Eigentlich nicht, denn man könnte gegenargumentieren, dass ja gerade Werke mit neuen Produkten auf die Chips angewiesen sind, um am Markt erfolgreich teilnehmen zu können.

Die Situation spitzte sich tatsächlich noch weiter zu. Einer unserer Lieferanten trat schließlich an uns heran und beschwerte sich über deutliche Mehrkosten, die entstanden, weil am Spotmarkt die begehrten Chips zu teilweise zehnfachen Preisen verkauft wurden. Eine kleine Menge an Chips für einen sehr hohen Preis tat der Marge einen ganz schönen Abbruch.

Der Lieferant fragte, ob wir die teuren Chips trotzdem kaufen sollten und wer welche Kosten übernehmen würde. Er setzte einen Anker und leitete die Kosten natürlich zu 100 % an uns weiter, die Verknappung sei ja nicht seine Schuld. Wir hingegen argumentierten, dass wir ihm die vorhergesagte Menge bereitgestellt hatten und nichts weiter bezahlen würden, weil es sein Job gewesen war, diese Menge sicherzustellen. Wir würden uns lediglich an den Kosten der Menge beteiligen, die darüber liegt, da er dann auch mehr Gewinn machen würde.

Als nächstes erklärte der Lieferant, er habe seinen Forecast an seinen Unterlieferanten weitergeleitet. Er könne nichts dafür, wenn dieser ihm zu wenig liefert. Wir einigten uns deswegen darauf die Kosten zu dritt aufzuteilen, der Lieferant, sein Unterlieferant und wir würden jeweils ein Drittel übernehmen.

Du siehst – eine Menge von „dafür kann ich doch nichts“ und „das wäre nicht fair“. Für jede der Vorgehensweisen, die ich eben aufgezeigt habe, könnte mit Fairness argumentiert werden. Es wäre auf eine Art fair gewesen, hätten wir die gesamten Mehrkosten übernommen. Es wäre auch fair gewesen, hätte sich der Lieferant beteiligt. Womöglich wäre es aber auch am fairsten gewesen, wenn allein der Unterlieferant alle Kosten getragen hätte, ein Großteil der Schuld an der Situation ging ja auf sein Konto.
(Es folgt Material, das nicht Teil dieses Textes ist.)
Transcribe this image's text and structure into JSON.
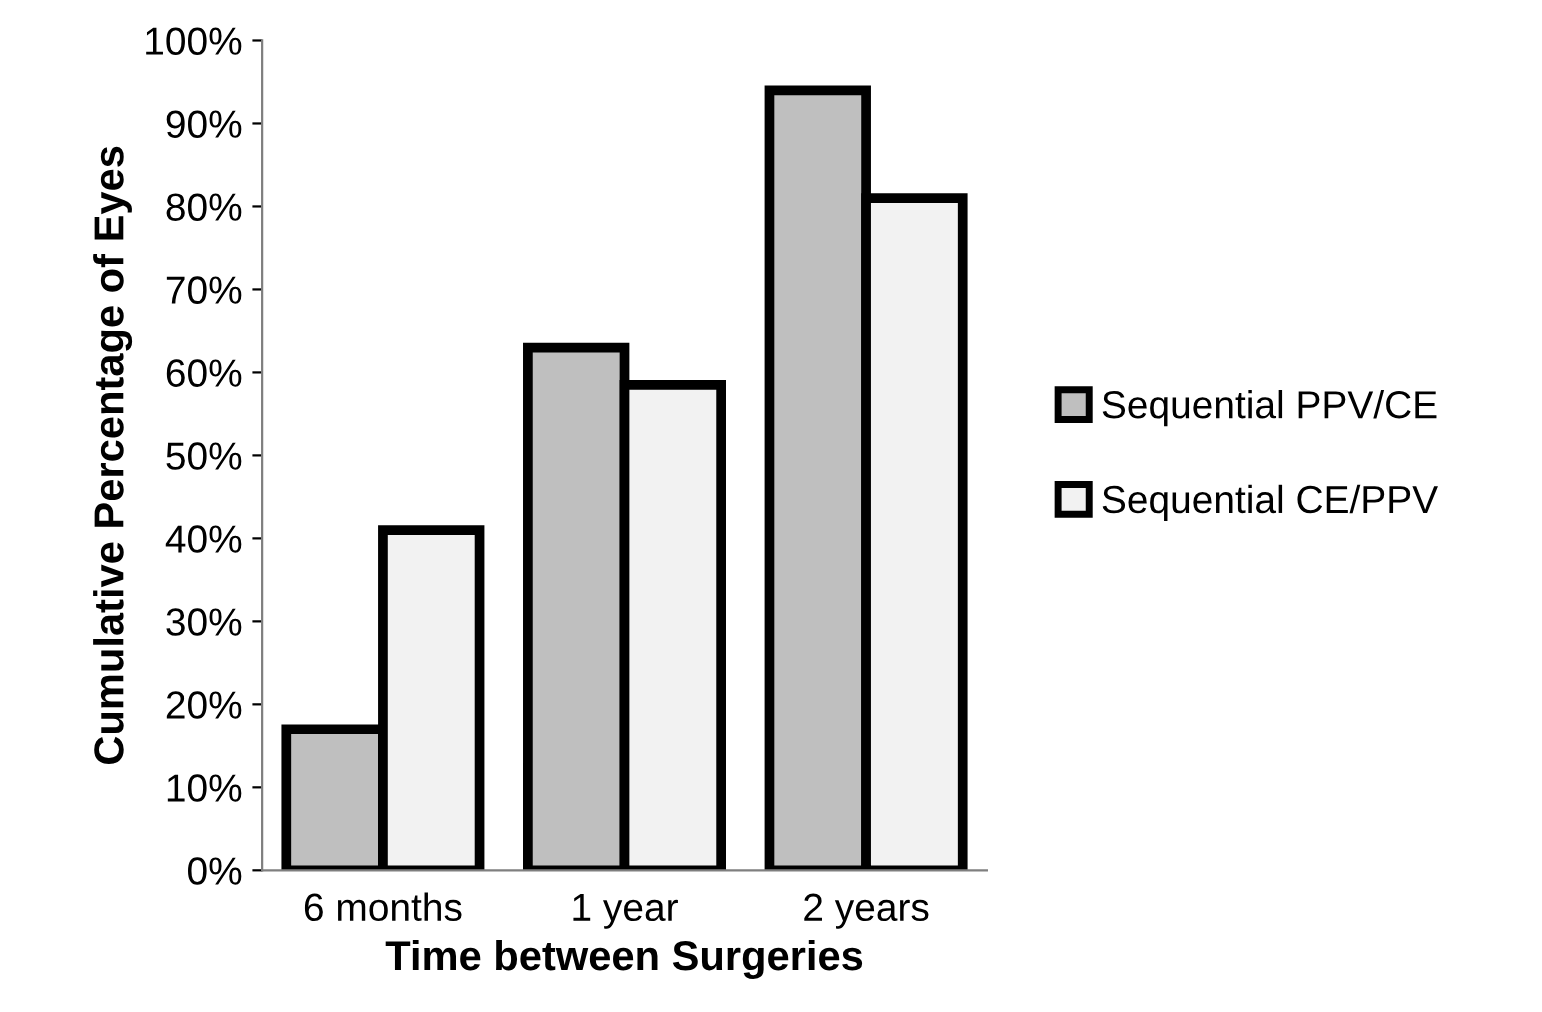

Jede Verteilung hat ihre Vor- und Nachteile, wichtig aber bleibt, dass du dich auf jeden Fall auch in Verhandlungen wie diesen für deine eigene Gerechtigkeit einsetzt. Den Unterschied kannst du erkennen – wir zahlten ein Drittel der Kosten für die Chips anstatt die vollen 100 %, ein riesiger Unterschied.

Zusammenfassend lässt sich also sagen, dass Fairness für jeden etwas anderes bedeutet. Schließlich blickt jeder auf eine Situation aus einer anderen Perspektive. Es handelt sich bei Gerechtigkeit nicht um einen festen Wert, mit dem man rechnen kann, sondern um eine subjektive Wahrnehmung, die sich beeinflussen lässt. In einer Verhandlung solltest du stets für einen fairen Umgang miteinander plädieren und dich dafür einsetzen, dass sich beide Parteien entgegenkommen. Fairness ist zwar schwer zu definieren, trotzdem aber auch ein gutes Argument, denn wir möchten unterbewusst verhindern, dass sich jemand benachteiligt und unfair behandelt fühlt. Ansonsten kommt die Angst auf, dass wir selbst ebenfalls ungerecht behandelt werden könnten.

WAS SOLLTEST DU AUS DIESEM KAPITEL MITNEHMEN?

1. Fairness bedeutet für jeden etwas anderes. Was dem einen ein Vorteil ist, ist dem anderen ein Nachteil. Das musst du beim Verhandeln im Hinterkopf behalten.

2. Bei der Debatte um Verteilungsgerechtigkeit können vier Prinzipien in Erwägung gezogen werden: Die Verteilung nach dem Gleichheitsprinzip, nach der Leistungsgerechtigkeit, nach Macht und nach den Bedürfnissen der Beteiligten.

3. Einige dich mit deinem Verhandlungspartner schon zu Beginn des Gesprächs auf ein faires Miteinander. Argumentiere für dein eigenes Fairness-Empfinden, gehe aber auch auf die Ansicht deines Gegenübers ein.